Hydrogen induced cracking (HIC) is a type of stress corrosion cracking (SCC) that occurs in metals and alloys exposed to hydrogen at high pressure and low temperatures. HIC is often observed in components used for oil and gas production, such as pipelines and pressure vessels, but can occur in any metal exposed to hydrogen. HIC is usually characterized by small cracks that develop in the metal surface, but can be so severe that entire components can fail.
HIC occurs when hydrogen molecules, typically in the form of hydrogen gas or water vapor, are exposed to the metal surface. Once on the metal surface, the hydrogen molecules can enter the metal lattice structure where they can displace other atoms, such as iron and carbon. Once inside the metal, the hydrogen molecules create stress concentrations, which can cause stresses to be concentrated in particular areas. If the stresses become too great, the metal can crack or fail.
HIC is most commonly observed in steels and alloys, such as stainless steel, nickel alloys, and low-alloy steels, but can occur in any metal or alloy exposed to hydrogen. It is most commonly observed at elevated temperatures; generally between 77°F and 400°F (25°C to 200°C). The severity of HIC is also typically greater at the higher end of this temperature range, but the exact temperatures can vary depending on the metal or alloy being evaluated.
In addition to temperature, the severity of HIC can also be influenced by other factors.

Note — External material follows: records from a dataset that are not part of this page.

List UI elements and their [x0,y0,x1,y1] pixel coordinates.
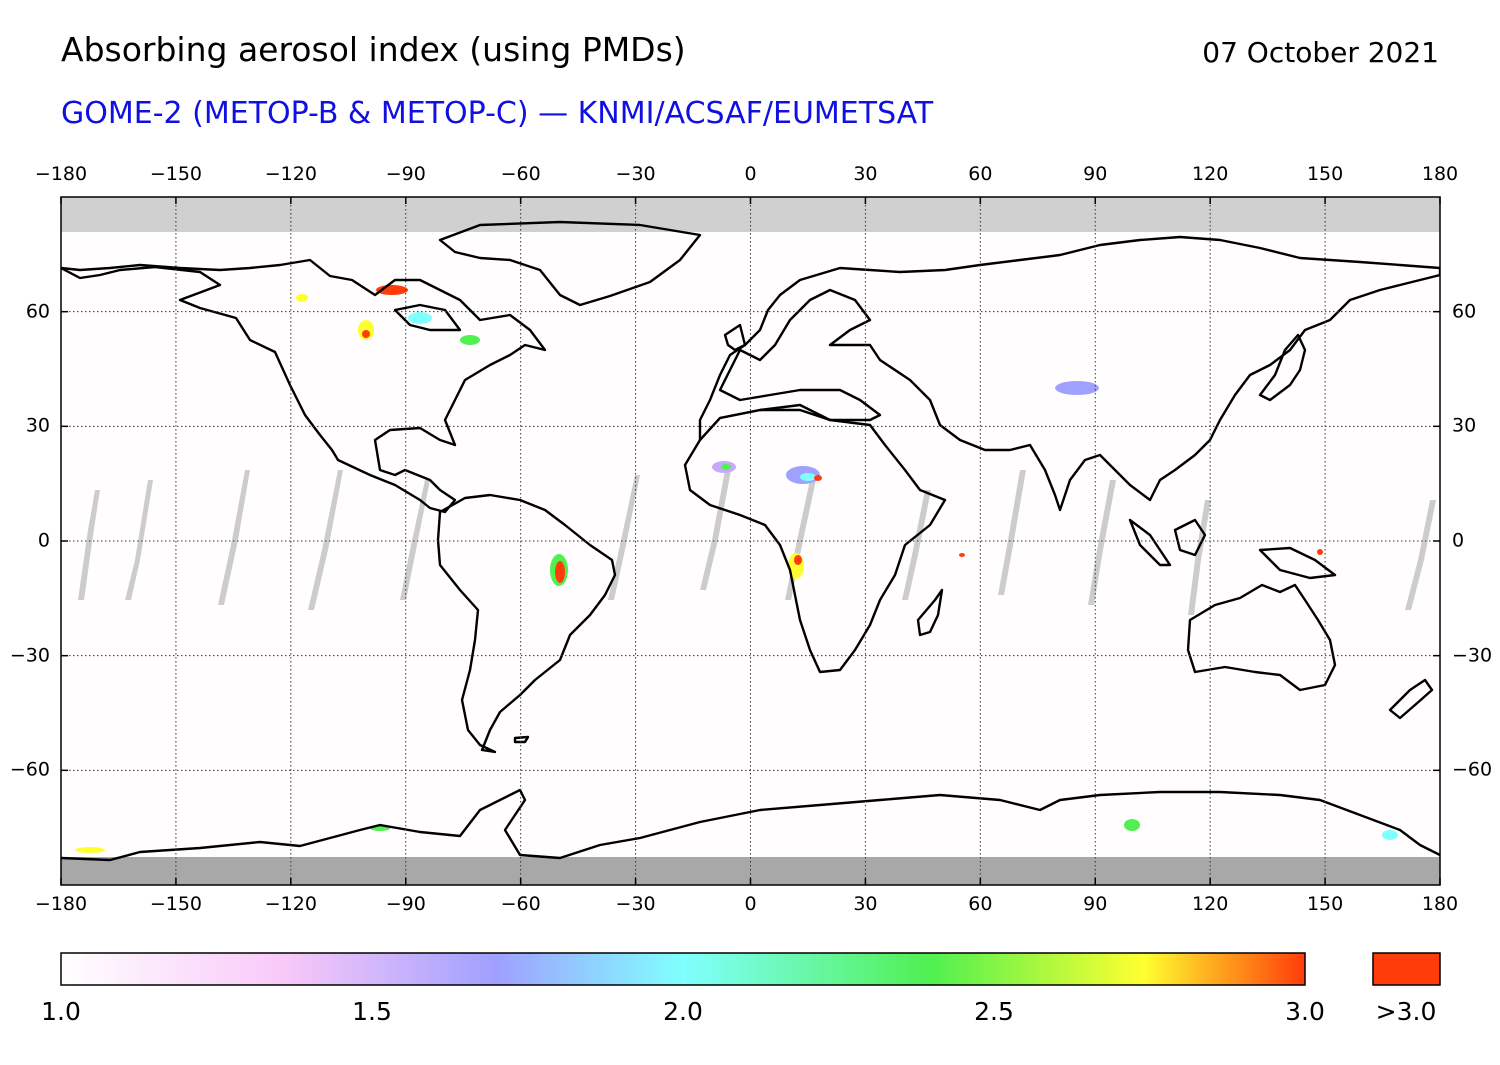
lon-label-top: −30 [615,163,656,185]
map-title: Absorbing aerosol index (using PMDs) [61,30,686,69]
lat-label-right: −30 [1452,644,1493,667]
hotspot-sw-antarctic [75,847,105,853]
lon-label-bottom: −180 [34,893,88,915]
lon-label-top: −150 [149,163,202,185]
hotspot-ross-sea [1382,830,1398,840]
colorbar-tick-label: 3.0 [1285,997,1325,1026]
colorbar-tick-label: 2.5 [974,997,1014,1026]
coast-uk [723,323,747,352]
coast-africa [683,408,947,674]
tick-marks [60,197,1441,885]
lon-label-top: −120 [264,163,317,185]
lat-label-right: 60 [1452,300,1477,323]
map-subtitle: GOME-2 (METOP-B & METOP-C) — KNMI/ACSAF/… [61,96,934,131]
lon-label-bottom: −30 [615,893,656,915]
lon-label-top: 120 [1192,163,1229,185]
hotspot-alaska [296,294,308,302]
coast-greenland [438,220,702,307]
lon-label-top: 90 [1083,163,1108,185]
colorbar-overflow-swatch [1372,952,1441,986]
hotspot-angola-core [794,555,802,565]
lon-label-bottom: 60 [968,893,993,915]
coast-south-america [436,493,617,754]
coast-north-america [61,258,547,514]
hotspot-w-sahara-core [721,464,731,470]
colorbar-tick-label: 1.0 [41,997,81,1026]
lon-label-bottom: 180 [1421,893,1459,915]
coast-japan [1258,333,1307,402]
map-date: 07 October 2021 [1202,36,1439,69]
coast-new-zealand [1388,678,1434,720]
colorbar-tick-label: 2.0 [663,997,703,1026]
lat-label-left: −60 [9,758,50,781]
hotspot-indian-ocean [959,553,965,557]
hotspot-png [1317,549,1323,555]
coast-hudson-bay [393,303,462,332]
lat-label-right: −60 [1452,758,1493,781]
lon-label-bottom: −150 [149,893,202,915]
colorbar-overflow-label: >3.0 [1375,997,1437,1026]
hotspot-w-canada-core [362,330,370,338]
lat-label-left: 60 [25,300,50,323]
lat-label-right: 30 [1452,414,1477,437]
lon-label-top: 0 [744,163,757,185]
lon-label-top: −60 [500,163,541,185]
coast-antarctica [61,788,1440,862]
coast-australia [1186,583,1337,692]
gridlines [61,197,1440,885]
lon-label-top: 60 [968,163,993,185]
hotspot-antarctic [1124,819,1140,831]
lat-label-right: 0 [1452,529,1465,552]
lon-label-bottom: 120 [1192,893,1229,915]
coast-madagascar [916,588,944,637]
hotspot-chad-peak [814,475,822,481]
hotspot-taklamakan [1055,381,1099,395]
lon-label-bottom: 30 [853,893,878,915]
hotspot-chad-core [800,473,816,481]
lon-label-top: 150 [1306,163,1344,185]
lon-label-bottom: −120 [264,893,317,915]
hotspot-hudson [408,312,432,324]
lon-label-top: −90 [385,163,426,185]
lat-label-left: 30 [25,414,50,437]
lon-label-top: 30 [853,163,878,185]
hotspot-quebec [460,335,480,345]
lat-label-left: −30 [9,644,50,667]
lon-label-bottom: 90 [1083,893,1108,915]
lon-label-top: −180 [34,163,88,185]
coast-falklands [513,735,530,744]
lat-label-left: 0 [37,529,50,552]
coast-new-guinea [1258,546,1337,580]
hotspot-brazil-core [555,561,565,583]
lon-label-bottom: 150 [1306,893,1344,915]
colorbar-tick-label: 1.5 [352,997,392,1026]
lon-label-bottom: −90 [385,893,426,915]
coastlines [61,220,1440,862]
lon-label-top: 180 [1421,163,1459,185]
coast-borneo [1173,518,1207,557]
colorbar [60,952,1306,986]
coast-eurasia [698,235,1440,512]
map-area [61,197,1440,885]
orbit-gaps [78,470,1436,615]
lon-label-bottom: 0 [744,893,757,915]
lon-label-bottom: −60 [500,893,541,915]
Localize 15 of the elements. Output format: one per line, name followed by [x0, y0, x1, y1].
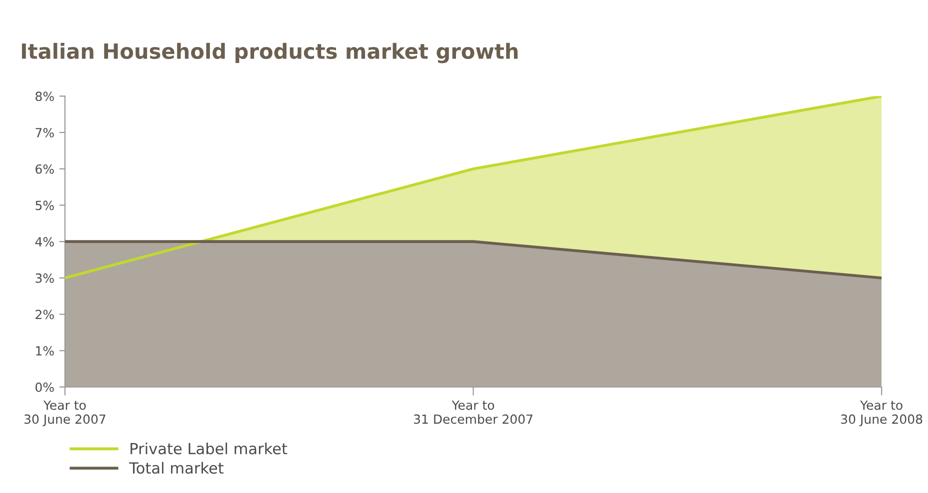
y-tick-label: 7%: [36, 128, 54, 138]
legend-label: Total market: [129, 462, 224, 474]
x-tick-label: Year to 31 December 2007: [414, 400, 532, 424]
y-tick-label: 3%: [36, 273, 54, 283]
legend-label: Private Label market: [130, 442, 288, 454]
y-tick-label: 8%: [36, 92, 54, 102]
x-tick-label: Year to 30 June 2008: [841, 400, 922, 426]
y-tick-label: 5%: [36, 200, 54, 210]
y-tick-label: 2%: [36, 310, 54, 320]
y-tick-label: 0%: [36, 382, 54, 392]
y-tick-label: 4%: [35, 237, 54, 246]
y-tick-label: 6%: [36, 164, 54, 174]
y-tick-label: 1%: [36, 346, 54, 356]
x-tick-label: Year to 30 June 2007: [24, 400, 106, 426]
chart-title: Italian Household products market growth: [22, 42, 518, 64]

The presence of exposed grain boundaries and the presence of non-metallic inclusions can increase the susceptibility of a metal or alloy to HIC. The amount of hydrogen on the metal surface and the amount of applied stress can also influence the severity of HIC.
To limit the severity of HIC, it is often necessary to limit the hydrogen exposure, reduce the temperature to minimise the severity of HIC, or to use low-sulfur or low-phosphorus alloys. In some cases, the use of special coatings on the metal surface can limit the amount of hydrogen that can enter the metal lattice structure. Additionally, annealing or tempering the metal can reduce the susceptibility of the metal or alloy to HIC.
HIC can be detected using nondestructive testing techniques, such as ultrasonic testing, eddy current testing, or direct current voltage drop (DCVG) testing. These techniques can detect the presence of small cracks on the metal surface, indicating the presence of HIC.
In conclusion, hydrogen induced cracking (HIC) is a type of stress corrosion cracking (SCC) that can occur in any metal or alloy exposed to hydrogen at elevated temperatures. HIC is characterized by small cracks on the metal surface, and if left untreated, can lead to catastrophic failure. HIC can be prevented by limiting the hydrogen exposure, reducing the temperature, or using low-sulfur or low-phosphorus alloys. HIC can also be detected using nondestructive testing techniques.